A restaurant host or manager encountering a customer with a dog needs to determine whether it is a legitimate service animal, and may ask two questions toward that end: Is the dog needed by the customer because the person has a disability? And what task(s) or function(s) has the dog been trained to perform for the individual?
This screening process is not foolproof. Unfortunately, some people falsely claim that their pet dog is a service animal in order to keep it with them in a restaurant, or to bring it into a business that is not pet friendly. This is a recipe for trouble for two reasons.
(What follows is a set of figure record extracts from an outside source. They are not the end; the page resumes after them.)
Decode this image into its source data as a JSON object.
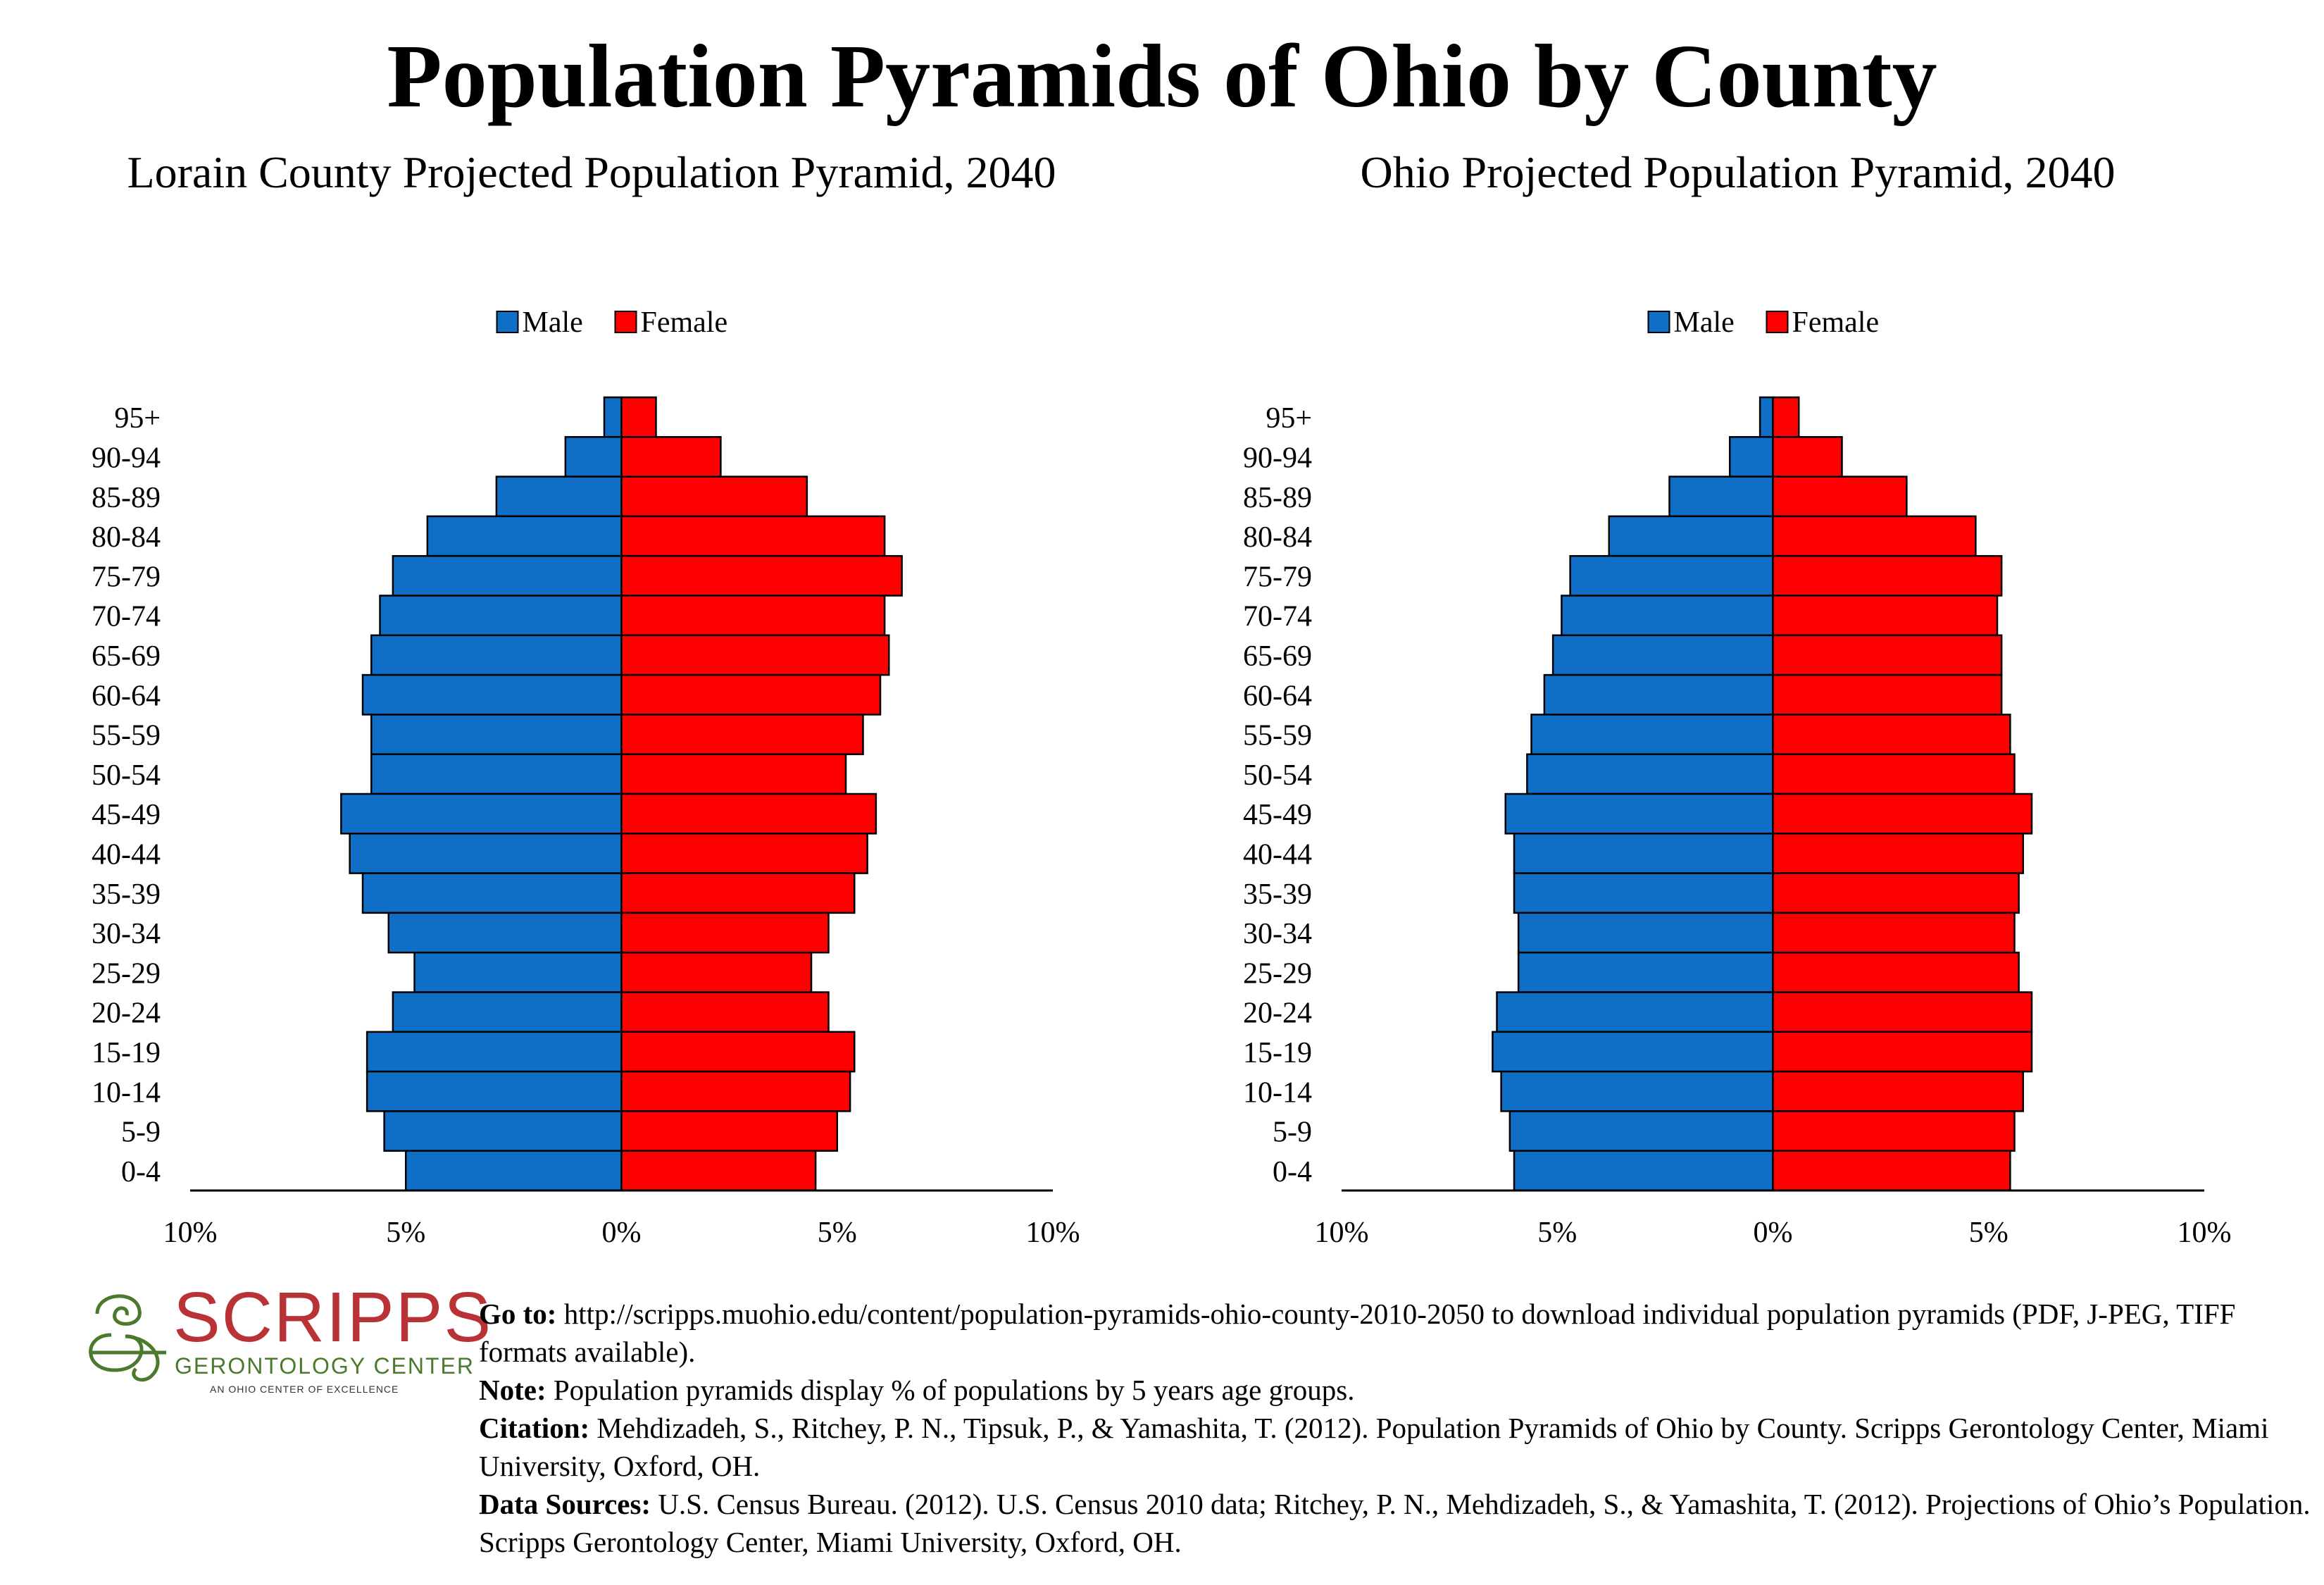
{
  "page": {
    "title": "Population Pyramids of Ohio by County"
  },
  "chart_data": [
    {
      "type": "bar",
      "orientation": "horizontal-pyramid",
      "title": "Lorain County Projected Population Pyramid, 2040",
      "categories": [
        "95+",
        "90-94",
        "85-89",
        "80-84",
        "75-79",
        "70-74",
        "65-69",
        "60-64",
        "55-59",
        "50-54",
        "45-49",
        "40-44",
        "35-39",
        "30-34",
        "25-29",
        "20-24",
        "15-19",
        "10-14",
        "5-9",
        "0-4"
      ],
      "series": [
        {
          "name": "Male",
          "color": "#0f6fc6",
          "values": [
            0.4,
            1.3,
            2.9,
            4.5,
            5.3,
            5.6,
            5.8,
            6.0,
            5.8,
            5.8,
            6.5,
            6.3,
            6.0,
            5.4,
            4.8,
            5.3,
            5.9,
            5.9,
            5.5,
            5.0
          ]
        },
        {
          "name": "Female",
          "color": "#ff0000",
          "values": [
            0.8,
            2.3,
            4.3,
            6.1,
            6.5,
            6.1,
            6.2,
            6.0,
            5.6,
            5.2,
            5.9,
            5.7,
            5.4,
            4.8,
            4.4,
            4.8,
            5.4,
            5.3,
            5.0,
            4.5
          ]
        }
      ],
      "xlim": [
        -10,
        10
      ],
      "xticks": [
        "10%",
        "5%",
        "0%",
        "5%",
        "10%"
      ],
      "legend": "top-center",
      "grid": false
    },
    {
      "type": "bar",
      "orientation": "horizontal-pyramid",
      "title": "Ohio Projected Population Pyramid, 2040",
      "categories": [
        "95+",
        "90-94",
        "85-89",
        "80-84",
        "75-79",
        "70-74",
        "65-69",
        "60-64",
        "55-59",
        "50-54",
        "45-49",
        "40-44",
        "35-39",
        "30-34",
        "25-29",
        "20-24",
        "15-19",
        "10-14",
        "5-9",
        "0-4"
      ],
      "series": [
        {
          "name": "Male",
          "color": "#0f6fc6",
          "values": [
            0.3,
            1.0,
            2.4,
            3.8,
            4.7,
            4.9,
            5.1,
            5.3,
            5.6,
            5.7,
            6.2,
            6.0,
            6.0,
            5.9,
            5.9,
            6.4,
            6.5,
            6.3,
            6.1,
            6.0
          ]
        },
        {
          "name": "Female",
          "color": "#ff0000",
          "values": [
            0.6,
            1.6,
            3.1,
            4.7,
            5.3,
            5.2,
            5.3,
            5.3,
            5.5,
            5.6,
            6.0,
            5.8,
            5.7,
            5.6,
            5.7,
            6.0,
            6.0,
            5.8,
            5.6,
            5.5
          ]
        }
      ],
      "xlim": [
        -10,
        10
      ],
      "xticks": [
        "10%",
        "5%",
        "0%",
        "5%",
        "10%"
      ],
      "legend": "top-center",
      "grid": false
    }
  ],
  "logo": {
    "word": "SCRIPPS",
    "sub": "GERONTOLOGY CENTER",
    "tag": "AN OHIO CENTER OF EXCELLENCE",
    "colors": {
      "word": "#b83236",
      "sub": "#4a7a2c"
    }
  },
  "notes": {
    "goto_label": "Go to:",
    "goto_text": " http://scripps.muohio.edu/content/population-pyramids-ohio-county-2010-2050 to download individual population pyramids (PDF, J-PEG, TIFF formats available).",
    "note_label": "Note:",
    "note_text": " Population pyramids display % of populations by 5 years age groups.",
    "citation_label": "Citation:",
    "citation_text": " Mehdizadeh, S., Ritchey, P. N., Tipsuk, P., & Yamashita, T. (2012). Population Pyramids of Ohio by County. Scripps Gerontology Center, Miami University, Oxford, OH.",
    "sources_label": "Data Sources:",
    "sources_text": " U.S. Census Bureau. (2012). U.S. Census 2010 data; Ritchey, P. N., Mehdizadeh, S., & Yamashita, T. (2012). Projections of Ohio’s Population. Scripps Gerontology Center, Miami University, Oxford, OH."
  }
}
First, it poses a danger to a legitimate service animal that may be present. A pet dog that becomes aggressive in the presence of another dog may injure a service animal, temporarily or permanently rendering it incapable of further service to the individual with a disability. Even a friendly pet can distract a service dog from its work.
Second, it puts the pet owner in legal and financial jeopardy. Under NM law, it is a crime to present your pet dog as a service animal if it is not. The penalty is up to a year in jail, up to a $1,000 fine, or both. And if your pet dog harms a service animal, you may be liable for damages. Replacement of a highly trained service animal could cost $50,000 or more.
New Mexico has a lively restaurant scene. We encourage you to take advantage of it responsibly. Unless your dog is a legitimate service animal, keep it on a leash in a designated patio or leave it at home.